Filosofía Digital

"Me he esmerado en no ridiculizar ni lamentar ni detestar las acciones humanas, sino en entenderlas." Baruch de Spinoza

MUCHO MÁS QUE UNA REVOLUCIÓN, por Thomas Paine

Archivado en: -MUNDO LIBRE — December 15, 2006 @ 10:44 pm

“Los tres primeros artículos son la base de la Libertad, tanto individual como nacional; no se puede llamar libre a un país cuyo gobierno no se origina en los principios que aquéllos contienen y que no sigue manteniendo su pureza. Toda la Declaración de Derechos tiene más valor para el mundo, y hará más bien, que todas las leyes y todos los códigos promulgados hasta hoy. Contemplamos el solemne y majestuoso espectáculo de cómo una nación que se comprende, bajo los auspicios de su Creador, establece su propio gobierno; algo tan nuevo y tan trascendentalmente sin igual, en el mundo europeo, que el nombre de revolución disminuye su carácter, pues se eleva hasta una regeneración del hombre.”

* * * * * * 

OBSERVACIONES SOBRE LA DECLARACIÓN DE DERECHOS DEL HOMBRE Y DEL CIUDADANO

Los tres primeros artículos comprenden en términos generales toda la Declaración de Derechos; todos los artículos siguientes se derivan de ellos o siguen como aclaraciones. Los artículos IV, V y VI definen más particularmente lo que sólo se expresa en general en los artículos I, II y III.

Los artículos VII, VIII, IX, X y XI son declaratorios de los principios conforme a los cuales se formularán las leyes, de conformidad con derechos ya declarados.
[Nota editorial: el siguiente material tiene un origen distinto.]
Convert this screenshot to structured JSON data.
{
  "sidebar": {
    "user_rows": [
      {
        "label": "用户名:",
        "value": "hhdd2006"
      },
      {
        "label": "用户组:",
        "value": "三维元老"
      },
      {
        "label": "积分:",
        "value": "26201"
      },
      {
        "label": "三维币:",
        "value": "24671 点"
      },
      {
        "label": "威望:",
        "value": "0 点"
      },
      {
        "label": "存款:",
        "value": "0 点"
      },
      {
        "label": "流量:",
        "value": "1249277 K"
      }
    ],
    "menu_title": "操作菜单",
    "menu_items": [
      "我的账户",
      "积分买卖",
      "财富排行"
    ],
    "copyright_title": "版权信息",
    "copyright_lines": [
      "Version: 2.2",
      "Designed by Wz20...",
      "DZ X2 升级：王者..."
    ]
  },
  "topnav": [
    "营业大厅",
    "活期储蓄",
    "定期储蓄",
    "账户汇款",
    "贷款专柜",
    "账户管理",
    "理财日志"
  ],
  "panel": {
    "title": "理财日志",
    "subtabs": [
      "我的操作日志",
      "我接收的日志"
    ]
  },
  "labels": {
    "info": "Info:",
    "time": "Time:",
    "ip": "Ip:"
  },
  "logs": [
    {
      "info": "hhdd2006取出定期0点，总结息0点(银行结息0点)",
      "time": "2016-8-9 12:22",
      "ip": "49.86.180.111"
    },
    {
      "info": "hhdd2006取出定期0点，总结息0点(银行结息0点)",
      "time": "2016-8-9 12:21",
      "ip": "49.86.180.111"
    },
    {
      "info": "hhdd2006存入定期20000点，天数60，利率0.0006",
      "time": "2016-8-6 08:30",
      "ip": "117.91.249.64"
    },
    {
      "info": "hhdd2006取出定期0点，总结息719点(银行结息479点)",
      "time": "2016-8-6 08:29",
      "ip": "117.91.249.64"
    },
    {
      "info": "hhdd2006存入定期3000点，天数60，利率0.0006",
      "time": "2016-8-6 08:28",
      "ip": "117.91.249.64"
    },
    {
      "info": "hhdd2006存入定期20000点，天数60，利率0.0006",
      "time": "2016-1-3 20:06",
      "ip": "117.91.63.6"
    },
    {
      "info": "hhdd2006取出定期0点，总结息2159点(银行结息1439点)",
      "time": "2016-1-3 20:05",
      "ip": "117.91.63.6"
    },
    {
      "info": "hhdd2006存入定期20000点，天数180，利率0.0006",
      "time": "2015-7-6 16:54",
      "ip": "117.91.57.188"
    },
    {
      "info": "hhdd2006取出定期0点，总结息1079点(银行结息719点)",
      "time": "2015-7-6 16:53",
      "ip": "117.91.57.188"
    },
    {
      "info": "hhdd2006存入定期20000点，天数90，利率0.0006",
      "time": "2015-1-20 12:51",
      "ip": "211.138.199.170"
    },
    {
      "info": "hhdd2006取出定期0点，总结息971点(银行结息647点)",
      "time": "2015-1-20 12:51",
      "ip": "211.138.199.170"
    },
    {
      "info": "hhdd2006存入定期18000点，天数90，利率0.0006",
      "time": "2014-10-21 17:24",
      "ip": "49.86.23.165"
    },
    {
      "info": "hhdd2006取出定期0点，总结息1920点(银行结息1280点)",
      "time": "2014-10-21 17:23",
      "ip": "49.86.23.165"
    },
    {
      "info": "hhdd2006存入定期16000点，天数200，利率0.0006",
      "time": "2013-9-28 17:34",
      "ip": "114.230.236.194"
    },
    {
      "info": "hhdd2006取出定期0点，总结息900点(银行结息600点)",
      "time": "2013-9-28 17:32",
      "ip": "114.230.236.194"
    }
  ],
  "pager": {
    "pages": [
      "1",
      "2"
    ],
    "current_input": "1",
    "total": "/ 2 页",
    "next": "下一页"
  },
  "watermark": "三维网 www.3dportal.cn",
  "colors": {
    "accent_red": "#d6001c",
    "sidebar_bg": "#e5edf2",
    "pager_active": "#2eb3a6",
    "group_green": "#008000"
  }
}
Pero algunas gentes muy dignas discuten, tanto en Francia como en otros países, si el artículo X garantiza de forma suficiente el derecho al que pretende conformarse, en comparación con el cual sustrae dignidad divina a la religión y debilita su capacidad de actuación sobre la mente al someterla a leyes humanas. Entonces la religión se presenta al hombre como la luz interceptada por un medio nebuloso, en el cual su fuente se ve oscurecida a la vista y no se ve nada que reverenciar en el rayo apagado (*).

¿Conseguirá algún día la naturaleza humana, de mano de la razón y la virtud ciudadana, un mundo nuevo donde los niños puedan llegar a ser libres, pacíficos y felices?

El resto de los artículos, a partir del XII, están contenidos sustancialmente en los principios de los artículos precedentes; pero en la situación concreta en que se hallaba entonces Francia, en la cual había que deshacer lo que estaba mal, además de afirmar lo que estaba bien, era prioritario actuar con más minuciosidad de lo que sería necesario en otras circunstancias.

Cuando la Declaración de Derechos se hallaba ante la Asamblea Nacional, algunos de sus miembros observaron que si se publicaba una declaración de derechos debería ir acompañada de una declaración de deberes. La observación revelaba una mente reflexiva, y que sólo erraba en no reflexionar lo bastante. Una declaración de derechos es, por reciprocidad, también una declaración de deberes. Lo que quiera que sea mi derecho como hombre es también el derecho de otro; y yo paso a tener el deber de garantizar además del de poseer.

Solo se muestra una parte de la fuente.